Archive for February 11th, 2013

St. Malachy and Apocalypses

I suspect over the next few weeks we’ll hear a lot about the Prophecy of the Popes. Per legend, St. Malachy prophesied a list of all future popes until the end of the world. It’s going to get a lot of play because, per the list, Benedict XVI is the second to last Pope. The next Pope is Petrus Romanus, Peter the Roman, who will “nourish the sheep in many tribulations,” and at the end of his papacy, “the city of seven hills will be destroyed, and the dreadful judge will judge his people. The end.”

Alright, the prophecy of St. Malachy is likely complete bunk. There are no written references to it until 1590, 450 years after Malachy’s death. But even with the authorship of Malachy highly dubious, the list did still reach well beyond the 16th century and there’s been a cottage industry in trying to morph later popes to fit the pithy two to three word descriptions given. John Paul II was “the labor of the sun” because he was born the day of a solar eclipse. Paul VI was the “flower of flowers” because his coat of arms features the Fleur-de-lys.

This is the power of vague prophecy. So long as enough people want to believe that past humans could predict our present (which is fun to believe, because it infers present humans can predict the future), there will be those willing to twist and turn a few vague words into grandly important statements. Most of the lines in the Prophecy of the Popes are two to three words long, and, with the exception of that last bit about Petrus Romanus, mention no one by name. The mental gymnastics required to fulfill some of the prophecies are fantastic. For example, the 100th pope in the prophecy is “From the baths of Tuscany” (when I say one or two words I mean in the original Latin). This is the Wikipedia explanation of why Gregory XVI fits: “Pope Gregory XVI belonged to the Camaldolese Order, which is said to have begun with two monastic houses. The first of these houses was Campus Maldoli, and the second was Fonte Buono, meaning ‘good fountain’ in Italian.” Nothing tying him to Tuscany, save that Tuscany speaks Italian.

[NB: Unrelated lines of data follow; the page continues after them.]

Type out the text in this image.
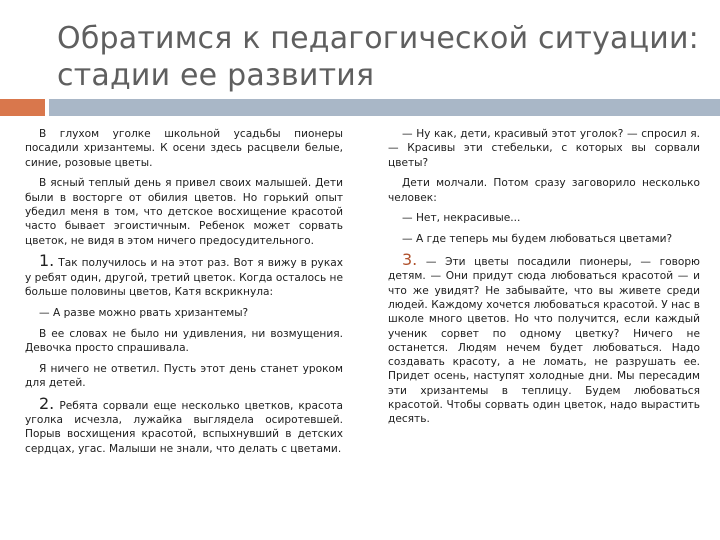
Обратимся к педагогической ситуации:
стадии ее развития

В глухом уголке школьной усадьбы пионеры посадили хризантемы. К осени здесь расцвели белые, синие, розовые цветы.

В ясный теплый день я привел своих малышей. Дети были в восторге от обилия цветов. Но горький опыт убедил меня в том, что детское восхищение красотой часто бывает эгоистичным. Ребенок может сорвать цветок, не видя в этом ничего предосудительного.

1. Так получилось и на этот раз. Вот я вижу в руках у ребят один, другой, третий цветок. Когда осталось не больше половины цветов, Катя вскрикнула:

— А разве можно рвать хризантемы?

В ее словах не было ни удивления, ни возмущения. Девочка просто спрашивала.

Я ничего не ответил. Пусть этот день станет уроком для детей.

2. Ребята сорвали еще несколько цветков, красота уголка исчезла, лужайка выглядела осиротевшей. Порыв восхищения красотой, вспыхнувший в детских сердцах, угас. Малыши не знали, что делать с цветами.

— Ну как, дети, красивый этот уголок? — спросил я. — Красивы эти стебельки, с которых вы сорвали цветы?

Дети молчали. Потом сразу заговорило несколько человек:

— Нет, некрасивые...

— А где теперь мы будем любоваться цветами?

3. — Эти цветы посадили пионеры, — говорю детям. — Они придут сюда любоваться красотой — и что же увидят? Не забывайте, что вы живете среди людей. Каждому хочется любоваться красотой. У нас в школе много цветов. Но что получится, если каждый ученик сорвет по одному цветку? Ничего не останется. Людям нечем будет любоваться. Надо создавать красоту, а не ломать, не разрушать ее. Придет осень, наступят холодные дни. Мы пересадим эти хризантемы в теплицу. Будем любоваться красотой. Чтобы сорвать один цветок, надо вырастить десять.
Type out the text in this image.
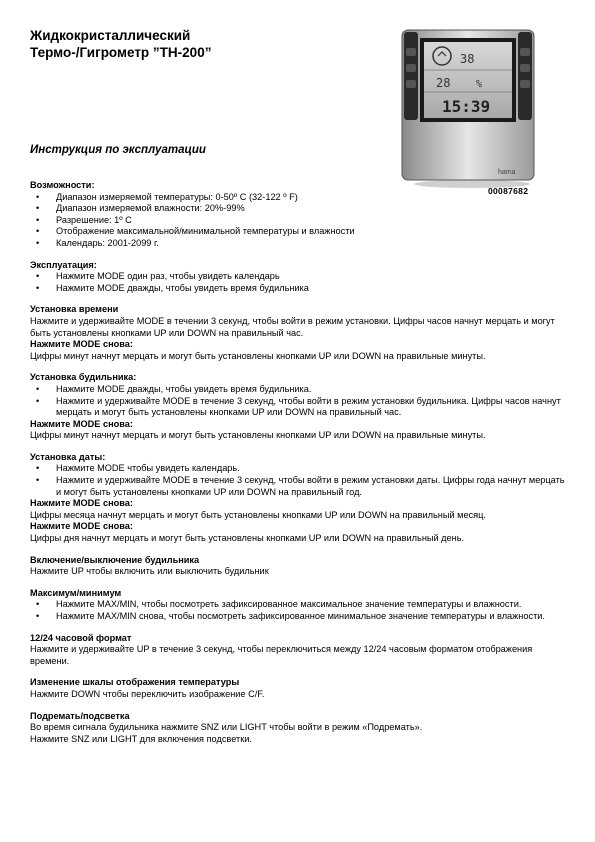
Жидкокристаллический
Термо-/Гигрометр ”TH-200”	38
28	%
15:39
hama
00087682
Инструкция по эксплуатации
Возможности:
• Диапазон измеряемой температуры: 0-50º C (32-122 º F)
• Диапазон измеряемой влажности: 20%-99%
• Разрешение: 1º C
• Отображение максимальной/минимальной температуры и влажности
• Календарь: 2001-2099 г.
Эксплуатация:
• Нажмите MODE один раз, чтобы увидеть календарь
• Нажмите MODE дважды, чтобы увидеть время будильника
Установка времени

Нажмите и удерживайте MODE в течении 3 секунд, чтобы войти в режим установки. Цифры часов начнут мерцать и могут быть установлены кнопками UP или DOWN на правильный час.

Нажмите MODE снова:

Цифры минут начнут мерцать и могут быть установлены кнопками UP или DOWN на правильные минуты.

Установка будильника:
• Нажмите MODE дважды, чтобы увидеть время будильника.
• Нажмите и удерживайте MODE в течение 3 секунд, чтобы войти в режим установки будильника. Цифры часов начнут мерцать и могут быть установлены кнопками UP или DOWN на правильный час.
Нажмите MODE снова:

Цифры минут начнут мерцать и могут быть установлены кнопками UP или DOWN на правильные минуты.

Установка даты:
• Нажмите MODE чтобы увидеть календарь.
• Нажмите и удерживайте MODE в течение 3 секунд, чтобы войти в режим установки даты. Цифры года начнут мерцать и могут быть установлены кнопками UP или DOWN на правильный год.
Нажмите MODE снова:

Цифры месяца начнут мерцать и могут быть установлены кнопками UP или DOWN на правильный месяц.

Нажмите MODE снова:

Цифры дня начнут мерцать и могут быть установлены кнопками UP или DOWN на правильный день.

Включение/выключение будильника

Нажмите UP чтобы включить или выключить будильник

Максимум/минимум
• Нажмите MAX/MIN, чтобы посмотреть зафиксированное максимальное значение температуры и влажности.
• Нажмите MAX/MIN снова, чтобы посмотреть зафиксированное минимальное значение температуры и влажности.
12/24 часовой формат

Нажмите и удерживайте UP в течение 3 секунд, чтобы переключиться между 12/24 часовым форматом отображения времени.

Изменение шкалы отображения температуры

Нажмите DOWN чтобы переключить изображение C/F.

Подремать/подсветка

Во время сигнала будильника нажмите SNZ или LIGHT чтобы войти в режим «Подремать».

Нажмите SNZ или LIGHT для включения подсветки.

I don’t need to tell you how prophecy works, how vagueness is a feature and not a bug, and that’s ultimately not what this post is about.

So let’s say you’re a member of the College of Cardinals. And, for whatever reason, you believe the Prophecy of the Popes. What do you do? It’s an unusual position in the best of times, to be one of the handful of individuals on the planet given a vote to elect a man who will have such a wide impact on the world, for better or worse. But to be in a position where you think you’re electing the last pope. Ever. The one who will be seated when, based on your interpretation, the church, the city of Rome, or perhaps the entire planet is destroyed. Given the ages of many Cardinals, each election they approach is likely the election of the last pope for the individual, but for the world as a whole?

What do you do?

It’s questions like these that fascinate me about apocalyptic literature, whether prophecy or fiction. According to Wikipedia’s List of dates predicted for apocalyptic events, and article I enjoy enough to justify two Wikipedia references in one blog post, I have survived the apocalypse 68 times since I was born. Heck, I’ve survived Harold Camping predictions of the Rapture alone no less than six times. What draws people into the belief that they are living in the end times, and how do they react to that. And, assuming this reaction isn’t a tragic mass suicide like Heaven’s Gate, what happens when the date of the apocalypse comes and goes?

I have, in the back of my head, the concept for a story where an entire society, perhaps an entire planet, counts years down rather than up. I don’t know where the story goes, but I know it’s set in the last few weeks of that countdown. What is that atmosphere? Is it the same atmosphere as a movie like Seeking a Friend for the End of the World where there’s a very concrete apocalypse incoming versus a vague sense of dread?

Apocalypses, man. Am I right?

There’s a broader theme behind the apocalypse in literature. It’s the ultimate mortality. It scales up all of our fears about death and spreads them out over an entire population. From a purely logical perspective, there are few differences between ones own death and a global apocalyptic catastrophe. Either way, one moment you’re alive, the next moment you’re dead. But that’s not quite right. There’s something so much more horrifying about the notion that you’re not the only victim. There’s no one carrying on, keeping things going, no next generation. It just…all ends. And that’s tough to wrap the brain around. Yet it’s been a concept haunting humanity. If one person could die, if one city could die, could everything die? It’s not worth stressing out over on a day-to-day basis, down that way lies madness, but it does turn into a powerful narrative tool.

So be on the watch for Peter the Roman to ascend, though I suspect there will be any number of “reasons” why the next Pope should be considered such. Watch the skies for asteroids. And be careful of any impending raptures.